Cependant, au Proche-Orient, le contact avec l’islamisme est beaucoup plus étroit et direct, il revêt des aspects très variés et parfois insoupçonnés. Cela fait partie de l’originalité de l’expérience des chrétiens d’Orient qui connaissent cette réalité de très près, et qui vivent aussi, dans leur histoire, des rapports autres que violents et conflictuels avec l’islam. En témoigne le nombre d’actions communes entre les chrétiens et les musulmans, ceux-ci qui sont parfois amis, familles, voisins, collègues de travail, membres d’un même bord ou parti politique.

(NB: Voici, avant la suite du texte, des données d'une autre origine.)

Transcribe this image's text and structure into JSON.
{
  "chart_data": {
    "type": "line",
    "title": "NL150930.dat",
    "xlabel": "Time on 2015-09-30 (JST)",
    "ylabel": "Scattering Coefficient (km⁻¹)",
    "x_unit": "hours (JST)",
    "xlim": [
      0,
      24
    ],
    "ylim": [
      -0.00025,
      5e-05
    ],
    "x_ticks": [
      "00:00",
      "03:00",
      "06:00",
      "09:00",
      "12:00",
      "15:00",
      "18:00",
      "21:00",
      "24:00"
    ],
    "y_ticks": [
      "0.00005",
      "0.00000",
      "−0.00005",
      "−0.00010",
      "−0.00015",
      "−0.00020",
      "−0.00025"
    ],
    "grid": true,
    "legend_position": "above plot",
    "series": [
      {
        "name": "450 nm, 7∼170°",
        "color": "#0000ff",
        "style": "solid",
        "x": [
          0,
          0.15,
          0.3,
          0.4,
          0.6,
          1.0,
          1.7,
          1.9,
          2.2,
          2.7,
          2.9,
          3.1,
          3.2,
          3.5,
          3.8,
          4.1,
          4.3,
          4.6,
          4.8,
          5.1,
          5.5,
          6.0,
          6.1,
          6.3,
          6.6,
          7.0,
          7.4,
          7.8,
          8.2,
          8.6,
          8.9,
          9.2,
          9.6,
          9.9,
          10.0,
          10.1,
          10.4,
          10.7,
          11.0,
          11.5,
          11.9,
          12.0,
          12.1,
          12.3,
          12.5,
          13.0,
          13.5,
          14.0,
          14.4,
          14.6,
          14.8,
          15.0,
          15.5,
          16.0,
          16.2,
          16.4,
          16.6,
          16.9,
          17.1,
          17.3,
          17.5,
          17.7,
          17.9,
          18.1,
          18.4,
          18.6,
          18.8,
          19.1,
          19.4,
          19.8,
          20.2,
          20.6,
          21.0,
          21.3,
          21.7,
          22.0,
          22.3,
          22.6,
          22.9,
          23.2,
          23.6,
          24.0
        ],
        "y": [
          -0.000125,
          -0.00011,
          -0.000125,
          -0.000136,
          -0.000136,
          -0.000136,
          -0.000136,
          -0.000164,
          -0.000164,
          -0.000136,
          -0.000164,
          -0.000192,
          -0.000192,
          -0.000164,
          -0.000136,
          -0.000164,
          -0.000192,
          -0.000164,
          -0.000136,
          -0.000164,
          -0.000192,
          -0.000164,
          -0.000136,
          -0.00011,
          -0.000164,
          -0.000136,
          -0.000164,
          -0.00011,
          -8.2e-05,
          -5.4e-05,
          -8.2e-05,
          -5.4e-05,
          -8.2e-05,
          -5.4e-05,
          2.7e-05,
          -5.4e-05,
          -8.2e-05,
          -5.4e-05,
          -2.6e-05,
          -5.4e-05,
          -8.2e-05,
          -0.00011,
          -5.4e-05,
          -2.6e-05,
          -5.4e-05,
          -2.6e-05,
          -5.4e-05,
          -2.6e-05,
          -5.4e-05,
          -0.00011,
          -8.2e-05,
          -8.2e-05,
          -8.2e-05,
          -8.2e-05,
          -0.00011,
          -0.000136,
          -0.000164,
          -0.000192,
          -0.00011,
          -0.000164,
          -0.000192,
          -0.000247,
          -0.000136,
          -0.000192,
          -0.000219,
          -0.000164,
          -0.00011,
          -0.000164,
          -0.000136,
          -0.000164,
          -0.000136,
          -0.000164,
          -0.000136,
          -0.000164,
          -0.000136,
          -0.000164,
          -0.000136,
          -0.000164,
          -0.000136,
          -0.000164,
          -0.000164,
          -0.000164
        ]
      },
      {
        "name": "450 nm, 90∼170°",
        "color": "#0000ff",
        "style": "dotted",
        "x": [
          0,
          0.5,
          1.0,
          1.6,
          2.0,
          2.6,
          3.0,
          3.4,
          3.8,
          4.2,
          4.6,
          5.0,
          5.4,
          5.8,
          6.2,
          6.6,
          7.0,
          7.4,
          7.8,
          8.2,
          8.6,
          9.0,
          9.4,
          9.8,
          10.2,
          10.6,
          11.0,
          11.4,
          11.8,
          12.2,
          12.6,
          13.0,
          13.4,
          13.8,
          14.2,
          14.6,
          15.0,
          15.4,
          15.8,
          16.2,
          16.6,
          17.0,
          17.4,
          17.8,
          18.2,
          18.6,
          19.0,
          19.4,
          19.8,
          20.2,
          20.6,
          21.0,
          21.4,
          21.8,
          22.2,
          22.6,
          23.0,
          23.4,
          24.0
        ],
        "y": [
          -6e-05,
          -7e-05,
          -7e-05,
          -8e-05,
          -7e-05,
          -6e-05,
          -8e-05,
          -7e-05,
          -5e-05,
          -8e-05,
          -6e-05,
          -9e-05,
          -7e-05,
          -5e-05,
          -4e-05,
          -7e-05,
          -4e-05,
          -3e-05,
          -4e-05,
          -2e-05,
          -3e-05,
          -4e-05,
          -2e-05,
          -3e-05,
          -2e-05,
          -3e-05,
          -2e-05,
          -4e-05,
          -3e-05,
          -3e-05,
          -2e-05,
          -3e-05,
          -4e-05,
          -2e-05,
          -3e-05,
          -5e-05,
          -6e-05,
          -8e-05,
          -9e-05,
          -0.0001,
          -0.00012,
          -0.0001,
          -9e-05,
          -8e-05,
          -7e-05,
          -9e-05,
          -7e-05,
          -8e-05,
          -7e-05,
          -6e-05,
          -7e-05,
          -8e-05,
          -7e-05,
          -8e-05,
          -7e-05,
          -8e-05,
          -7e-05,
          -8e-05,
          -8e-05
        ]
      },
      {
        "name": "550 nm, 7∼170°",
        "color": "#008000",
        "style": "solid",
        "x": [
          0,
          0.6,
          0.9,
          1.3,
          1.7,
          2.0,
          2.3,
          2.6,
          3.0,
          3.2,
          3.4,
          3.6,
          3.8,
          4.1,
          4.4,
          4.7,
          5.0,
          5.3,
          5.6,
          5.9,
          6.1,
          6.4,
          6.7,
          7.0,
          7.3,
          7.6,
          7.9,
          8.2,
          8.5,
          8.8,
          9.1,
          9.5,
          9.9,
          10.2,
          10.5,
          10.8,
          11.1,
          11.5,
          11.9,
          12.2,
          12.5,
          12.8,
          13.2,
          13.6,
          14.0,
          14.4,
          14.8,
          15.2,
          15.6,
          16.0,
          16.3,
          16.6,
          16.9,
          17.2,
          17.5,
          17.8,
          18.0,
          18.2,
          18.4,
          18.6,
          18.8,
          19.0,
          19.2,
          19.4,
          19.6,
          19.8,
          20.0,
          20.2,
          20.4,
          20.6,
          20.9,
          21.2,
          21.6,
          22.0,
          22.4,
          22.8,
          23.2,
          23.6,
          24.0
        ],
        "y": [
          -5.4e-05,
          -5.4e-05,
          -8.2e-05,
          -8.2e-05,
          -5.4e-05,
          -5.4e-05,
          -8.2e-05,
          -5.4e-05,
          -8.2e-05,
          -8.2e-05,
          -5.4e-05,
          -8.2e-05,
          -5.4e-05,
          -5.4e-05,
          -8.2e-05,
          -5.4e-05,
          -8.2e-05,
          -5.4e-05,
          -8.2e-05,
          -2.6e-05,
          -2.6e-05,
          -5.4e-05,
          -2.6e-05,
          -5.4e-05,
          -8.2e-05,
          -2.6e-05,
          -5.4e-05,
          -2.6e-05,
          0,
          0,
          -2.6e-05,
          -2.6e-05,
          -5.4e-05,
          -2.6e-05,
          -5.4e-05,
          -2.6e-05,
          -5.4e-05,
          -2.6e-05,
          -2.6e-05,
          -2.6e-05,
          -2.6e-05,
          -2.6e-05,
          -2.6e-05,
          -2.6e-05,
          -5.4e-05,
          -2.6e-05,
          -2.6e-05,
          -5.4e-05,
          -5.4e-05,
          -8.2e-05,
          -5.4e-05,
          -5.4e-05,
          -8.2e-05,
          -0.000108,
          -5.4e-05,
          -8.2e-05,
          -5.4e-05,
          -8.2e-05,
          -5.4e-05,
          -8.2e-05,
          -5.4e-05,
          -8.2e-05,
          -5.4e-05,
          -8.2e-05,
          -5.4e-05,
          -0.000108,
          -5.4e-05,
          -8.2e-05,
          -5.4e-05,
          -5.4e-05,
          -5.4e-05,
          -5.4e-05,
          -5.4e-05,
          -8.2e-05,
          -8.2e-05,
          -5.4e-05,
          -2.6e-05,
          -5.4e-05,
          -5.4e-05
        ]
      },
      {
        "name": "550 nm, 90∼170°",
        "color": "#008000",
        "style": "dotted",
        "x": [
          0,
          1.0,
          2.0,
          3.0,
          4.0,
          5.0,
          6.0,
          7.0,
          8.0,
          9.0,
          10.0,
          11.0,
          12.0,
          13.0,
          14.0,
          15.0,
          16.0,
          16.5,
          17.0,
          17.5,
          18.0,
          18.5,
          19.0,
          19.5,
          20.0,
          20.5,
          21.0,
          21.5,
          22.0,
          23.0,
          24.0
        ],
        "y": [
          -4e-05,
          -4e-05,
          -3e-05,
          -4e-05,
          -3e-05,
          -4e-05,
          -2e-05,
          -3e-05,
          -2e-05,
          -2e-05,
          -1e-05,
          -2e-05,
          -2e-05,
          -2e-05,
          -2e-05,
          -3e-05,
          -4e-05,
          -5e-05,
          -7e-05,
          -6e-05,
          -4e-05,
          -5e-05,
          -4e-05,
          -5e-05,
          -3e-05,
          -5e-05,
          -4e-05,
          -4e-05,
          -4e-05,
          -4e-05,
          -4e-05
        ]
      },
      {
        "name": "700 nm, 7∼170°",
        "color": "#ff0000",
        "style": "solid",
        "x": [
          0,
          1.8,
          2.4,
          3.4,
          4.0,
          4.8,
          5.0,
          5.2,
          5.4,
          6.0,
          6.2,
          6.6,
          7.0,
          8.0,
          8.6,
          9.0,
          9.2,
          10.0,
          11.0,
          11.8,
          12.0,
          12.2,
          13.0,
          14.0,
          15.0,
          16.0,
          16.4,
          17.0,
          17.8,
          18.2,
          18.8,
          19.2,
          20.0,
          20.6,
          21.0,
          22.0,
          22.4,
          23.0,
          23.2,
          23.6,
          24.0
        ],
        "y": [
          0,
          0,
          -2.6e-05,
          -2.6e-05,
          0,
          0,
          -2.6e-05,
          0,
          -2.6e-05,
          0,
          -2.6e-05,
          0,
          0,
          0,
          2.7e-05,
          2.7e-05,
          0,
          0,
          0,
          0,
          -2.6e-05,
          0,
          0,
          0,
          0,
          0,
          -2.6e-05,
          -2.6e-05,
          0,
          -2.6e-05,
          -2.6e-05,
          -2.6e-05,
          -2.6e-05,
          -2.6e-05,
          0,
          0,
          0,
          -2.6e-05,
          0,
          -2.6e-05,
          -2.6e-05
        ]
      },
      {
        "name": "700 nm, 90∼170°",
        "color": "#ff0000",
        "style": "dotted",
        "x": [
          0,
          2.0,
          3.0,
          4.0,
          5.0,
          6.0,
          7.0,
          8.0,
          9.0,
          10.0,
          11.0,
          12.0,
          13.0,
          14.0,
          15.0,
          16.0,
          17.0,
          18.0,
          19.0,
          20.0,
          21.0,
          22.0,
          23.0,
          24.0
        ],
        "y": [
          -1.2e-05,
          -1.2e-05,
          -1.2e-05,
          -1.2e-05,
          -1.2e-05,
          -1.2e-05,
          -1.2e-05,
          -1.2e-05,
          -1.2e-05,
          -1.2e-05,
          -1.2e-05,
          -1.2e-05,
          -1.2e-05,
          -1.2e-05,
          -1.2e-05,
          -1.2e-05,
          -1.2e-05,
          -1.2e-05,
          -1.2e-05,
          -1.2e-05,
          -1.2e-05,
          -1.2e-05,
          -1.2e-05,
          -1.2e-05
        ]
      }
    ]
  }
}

Les chrétiens d’Orient peuvent mettre à contribution, dans le contexte actuel compliqué, leurs expériences de l’islam et de l’islamisme, pour aider à discerner et à penser à des solutions. Ils doivent sans doute aider à faire la distinction entre les deux, et rappeler que les premières victimes de l’islamisme sont les musulmans eux-mêmes. Ils peuvent aussi incarner l’amour auquel les appelle le Maître, et rejeter tous les discours de haine qui sont actuellement monnaie courante. Toute forme de détestation est inacceptable, d’autant plus que tous les peuples du Proche-Orient sont victimes d’un fanatisme religieux ou d’un autre. Et dans tous les cas, les humains sont tués, les cultures défigurées et les religions perverties.